Strategi universitas ini membantu 16 juta masyarakat Thailand yang tergantung dengan pertanian padi. Mereka sedang berjuang untuk menutupi biaya lantaran pasokan berlebih di domestik dan pasar ekspor. Sementara itu, penguasa militer Thailand atau junta juga telah meluncurkan lebih dari US$ 2 miliar untuk mendukung meringankan sektor pertanian.
Baca Juga
Petani juga menggunakan sejumlah cara untuk menjual hasil pertaniannya dengan lewat Facebook.
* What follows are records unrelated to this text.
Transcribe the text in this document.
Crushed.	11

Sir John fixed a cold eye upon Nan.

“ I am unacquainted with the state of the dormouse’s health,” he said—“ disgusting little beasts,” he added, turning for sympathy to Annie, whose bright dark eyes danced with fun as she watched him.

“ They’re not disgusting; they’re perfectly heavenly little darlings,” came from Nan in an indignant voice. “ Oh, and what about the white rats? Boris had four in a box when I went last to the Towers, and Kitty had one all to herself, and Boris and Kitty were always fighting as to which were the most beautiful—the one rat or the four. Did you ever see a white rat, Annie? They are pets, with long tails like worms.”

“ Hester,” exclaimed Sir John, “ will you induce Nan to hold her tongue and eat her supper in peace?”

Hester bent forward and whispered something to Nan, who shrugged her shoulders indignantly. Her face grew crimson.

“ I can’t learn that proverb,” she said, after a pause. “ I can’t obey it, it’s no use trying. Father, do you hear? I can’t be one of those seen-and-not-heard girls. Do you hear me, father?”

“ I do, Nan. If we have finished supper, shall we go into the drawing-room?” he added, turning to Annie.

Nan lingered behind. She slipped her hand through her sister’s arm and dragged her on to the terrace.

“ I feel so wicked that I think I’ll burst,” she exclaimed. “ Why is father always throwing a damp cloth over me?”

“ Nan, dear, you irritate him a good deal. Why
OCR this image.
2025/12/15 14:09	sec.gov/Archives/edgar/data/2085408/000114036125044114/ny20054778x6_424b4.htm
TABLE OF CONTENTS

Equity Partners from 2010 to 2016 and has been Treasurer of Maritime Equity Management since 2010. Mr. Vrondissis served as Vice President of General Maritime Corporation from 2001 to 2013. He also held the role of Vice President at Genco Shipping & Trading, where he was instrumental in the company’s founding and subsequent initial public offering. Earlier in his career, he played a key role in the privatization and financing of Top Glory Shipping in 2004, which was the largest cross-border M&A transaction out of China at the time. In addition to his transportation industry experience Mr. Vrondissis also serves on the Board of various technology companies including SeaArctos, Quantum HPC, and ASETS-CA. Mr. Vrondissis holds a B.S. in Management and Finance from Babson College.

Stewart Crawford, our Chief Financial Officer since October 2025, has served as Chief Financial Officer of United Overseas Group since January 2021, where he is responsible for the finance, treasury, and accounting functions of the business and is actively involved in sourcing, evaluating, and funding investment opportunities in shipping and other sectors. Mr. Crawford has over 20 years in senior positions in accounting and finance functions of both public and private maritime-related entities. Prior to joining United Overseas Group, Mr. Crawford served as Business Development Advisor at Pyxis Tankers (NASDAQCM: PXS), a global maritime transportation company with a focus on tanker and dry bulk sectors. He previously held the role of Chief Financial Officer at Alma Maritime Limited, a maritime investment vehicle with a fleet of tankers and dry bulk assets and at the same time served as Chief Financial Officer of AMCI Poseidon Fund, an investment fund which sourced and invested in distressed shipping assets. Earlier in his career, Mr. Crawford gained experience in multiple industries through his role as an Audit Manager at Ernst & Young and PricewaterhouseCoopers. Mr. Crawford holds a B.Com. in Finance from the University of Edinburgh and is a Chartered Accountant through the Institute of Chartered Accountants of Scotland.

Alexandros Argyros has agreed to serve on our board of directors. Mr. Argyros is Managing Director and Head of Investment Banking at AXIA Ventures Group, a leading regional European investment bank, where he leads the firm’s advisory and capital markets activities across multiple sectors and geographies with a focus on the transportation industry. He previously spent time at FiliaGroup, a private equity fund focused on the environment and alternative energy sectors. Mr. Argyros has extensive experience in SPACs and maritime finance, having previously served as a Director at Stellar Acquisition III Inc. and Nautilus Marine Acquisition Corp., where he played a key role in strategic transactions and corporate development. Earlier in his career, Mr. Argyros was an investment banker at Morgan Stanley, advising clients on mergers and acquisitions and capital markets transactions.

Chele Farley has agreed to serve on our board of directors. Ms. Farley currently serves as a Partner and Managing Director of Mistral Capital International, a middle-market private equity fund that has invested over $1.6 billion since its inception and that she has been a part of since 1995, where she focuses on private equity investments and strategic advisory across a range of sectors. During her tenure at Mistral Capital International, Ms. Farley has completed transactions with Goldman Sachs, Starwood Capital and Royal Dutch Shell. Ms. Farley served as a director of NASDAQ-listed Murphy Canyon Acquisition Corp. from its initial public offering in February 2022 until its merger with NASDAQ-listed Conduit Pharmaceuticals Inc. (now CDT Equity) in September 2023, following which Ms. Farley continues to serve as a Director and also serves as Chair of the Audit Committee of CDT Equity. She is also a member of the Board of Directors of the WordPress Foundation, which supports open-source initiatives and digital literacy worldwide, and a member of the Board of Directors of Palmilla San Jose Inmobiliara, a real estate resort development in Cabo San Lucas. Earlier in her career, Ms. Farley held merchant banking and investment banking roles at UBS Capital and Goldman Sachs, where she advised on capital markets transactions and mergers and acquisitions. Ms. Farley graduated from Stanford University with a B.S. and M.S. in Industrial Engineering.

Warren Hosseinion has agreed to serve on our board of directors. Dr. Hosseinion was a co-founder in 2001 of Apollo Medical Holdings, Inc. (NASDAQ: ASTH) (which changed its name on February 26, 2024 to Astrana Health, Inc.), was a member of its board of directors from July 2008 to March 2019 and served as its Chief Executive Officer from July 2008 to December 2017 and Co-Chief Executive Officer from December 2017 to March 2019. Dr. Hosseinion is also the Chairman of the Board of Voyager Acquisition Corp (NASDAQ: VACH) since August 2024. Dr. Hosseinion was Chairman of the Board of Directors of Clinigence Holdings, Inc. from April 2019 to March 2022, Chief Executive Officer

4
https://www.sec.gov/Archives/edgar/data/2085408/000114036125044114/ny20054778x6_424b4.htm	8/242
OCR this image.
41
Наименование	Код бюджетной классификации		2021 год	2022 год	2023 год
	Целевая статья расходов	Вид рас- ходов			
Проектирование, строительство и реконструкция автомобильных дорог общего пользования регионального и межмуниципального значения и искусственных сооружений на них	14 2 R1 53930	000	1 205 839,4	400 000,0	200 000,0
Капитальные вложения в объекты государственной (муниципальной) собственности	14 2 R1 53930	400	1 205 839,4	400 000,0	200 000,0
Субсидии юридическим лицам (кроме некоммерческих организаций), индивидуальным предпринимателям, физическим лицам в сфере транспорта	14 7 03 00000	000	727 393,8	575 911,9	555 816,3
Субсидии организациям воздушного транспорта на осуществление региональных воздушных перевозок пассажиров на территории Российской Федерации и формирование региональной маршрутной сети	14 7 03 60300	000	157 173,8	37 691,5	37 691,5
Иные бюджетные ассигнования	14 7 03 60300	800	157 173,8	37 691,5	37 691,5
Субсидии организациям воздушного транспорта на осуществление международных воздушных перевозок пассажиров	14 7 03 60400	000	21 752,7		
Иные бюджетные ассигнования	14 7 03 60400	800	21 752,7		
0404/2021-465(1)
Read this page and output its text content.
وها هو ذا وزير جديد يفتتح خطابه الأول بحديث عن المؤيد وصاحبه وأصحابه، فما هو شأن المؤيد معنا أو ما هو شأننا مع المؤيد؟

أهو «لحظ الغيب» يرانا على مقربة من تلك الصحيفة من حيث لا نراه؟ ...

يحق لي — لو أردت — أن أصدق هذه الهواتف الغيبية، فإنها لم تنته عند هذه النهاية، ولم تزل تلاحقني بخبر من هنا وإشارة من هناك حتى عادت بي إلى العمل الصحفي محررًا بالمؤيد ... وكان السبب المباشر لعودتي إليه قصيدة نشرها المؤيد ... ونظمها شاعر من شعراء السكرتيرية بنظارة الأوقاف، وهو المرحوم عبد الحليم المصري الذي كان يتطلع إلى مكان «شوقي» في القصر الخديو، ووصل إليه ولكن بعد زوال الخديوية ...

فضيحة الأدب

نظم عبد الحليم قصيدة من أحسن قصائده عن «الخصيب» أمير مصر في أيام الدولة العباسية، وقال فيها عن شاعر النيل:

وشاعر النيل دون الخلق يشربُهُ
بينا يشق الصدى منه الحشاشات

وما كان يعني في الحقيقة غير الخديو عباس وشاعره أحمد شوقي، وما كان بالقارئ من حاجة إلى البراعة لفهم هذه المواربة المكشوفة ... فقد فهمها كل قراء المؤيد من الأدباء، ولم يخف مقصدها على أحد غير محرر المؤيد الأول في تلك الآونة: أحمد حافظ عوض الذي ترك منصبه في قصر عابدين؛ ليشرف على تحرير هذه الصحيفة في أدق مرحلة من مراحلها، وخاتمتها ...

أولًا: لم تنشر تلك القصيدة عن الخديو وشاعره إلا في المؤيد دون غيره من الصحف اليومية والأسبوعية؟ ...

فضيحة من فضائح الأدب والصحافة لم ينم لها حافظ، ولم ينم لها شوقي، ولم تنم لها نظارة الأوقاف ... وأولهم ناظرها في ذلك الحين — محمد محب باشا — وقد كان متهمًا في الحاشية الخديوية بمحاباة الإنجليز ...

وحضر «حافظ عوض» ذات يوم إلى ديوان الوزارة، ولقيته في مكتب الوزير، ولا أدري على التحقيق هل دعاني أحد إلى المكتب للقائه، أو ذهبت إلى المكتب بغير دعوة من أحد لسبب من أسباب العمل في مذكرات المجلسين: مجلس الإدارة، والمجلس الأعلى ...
Berdasarkan data pemerintah Thailand dan Amerika Serikat, stok beras di Thailand mencapai sekitar 8 juta metrik ton atayu setara dengan 20 persen dari perdagangan global yang diproyeksikan 40,6 juta ton.
Ekonomi terbesar kedua di Asia Tenggara ini mengekspor setengah dari hasil tahunannya. Produksi pertanian pun diperkirakan meningkat pada September 2017.
Witsanu Sukmoonsiri, mahasiswa berusia 22 tahun ini, salah satu dari 19 mahasiswa yang menggunakan beras untuk biaya kuliah."Orangtua saya sudah pergi untuk mendapatkan pinjaman," ujar Witsanu seperti dikutip dari laman Bloomberg, Rabu (28/12/2016).
Ia berencana bayar 20.620 baht atau sekitar US$ 574 biaya kuliah semester Januari-April dengan beras dari hasil pertanian keluarganya. Harga rata-rata beras Thailand sekitar 8,294 baht per ton pada November. Angka ini terendah sejak Februari 2007. Hal itu berdasarkan data pemerintah. Oleh karena itu, universitas tersebut mendukung para petani dengan sejumlah cara.
"Universitas punya kebijakan untuk mendukung petani agar mengurangi biayanya. Apalagi mereka adalah tulang punggung negara ini," ujar Worachat.
Di salah satu provinsi Thailand, Ubon Ratchathani, Suphatson Chanthamon, petani berusia 25 tahun berusaha mencoba jual beras di stasiun pengisian bahan bakar umum (SPBU) milik pemerintah yaitu PTT Pcl. Ia menuturkan, kalau dirinya dapat memperoleh pendapatan lebih besar dengan menjual beras di SPBU.
"Pada harga sekarang bila menjual ke pabrik beras kami tidak akan mendapatkan uang untuk menutupi biaya produksi. Tapi menjual langsung kepada pembeli masih bisa mendapatkan keuntungan kecil. Pasti kami tidak akan kehilangan uang," ujar dia.
Beras telah menjadi isu sensitif di Thailand. Apalagi junta militer kembali ke politik tahun depan. Thaksin Shinawatra dan Yingluck Shinawatra, yang digulingkan dalam kudeta 2006 dan 2016 mengambil peran sosial media untuk membagi-bagikan beras sebagai hadiah tahun baru dan mendesak warga Thailand melakukan hal sama.
Keluarga Shinawatra dan sekutunya telah menuduh junta militer tidak memiliki langkah untuk membantu petani sehingga membebani ekonomi.
"Anda harus menciptakan daya beli masyarakat miskin. Anda harus membiarkan hasil pertanian dijual dengan harga baik.Intervensi pasar diperlukan," ujar Watana Muangsook, mantan menteri dan kristikus junta.
Junta militer mendorong petani untuk beralih ke tanaman lain serta menunda penjualan agar meningkatkan harga.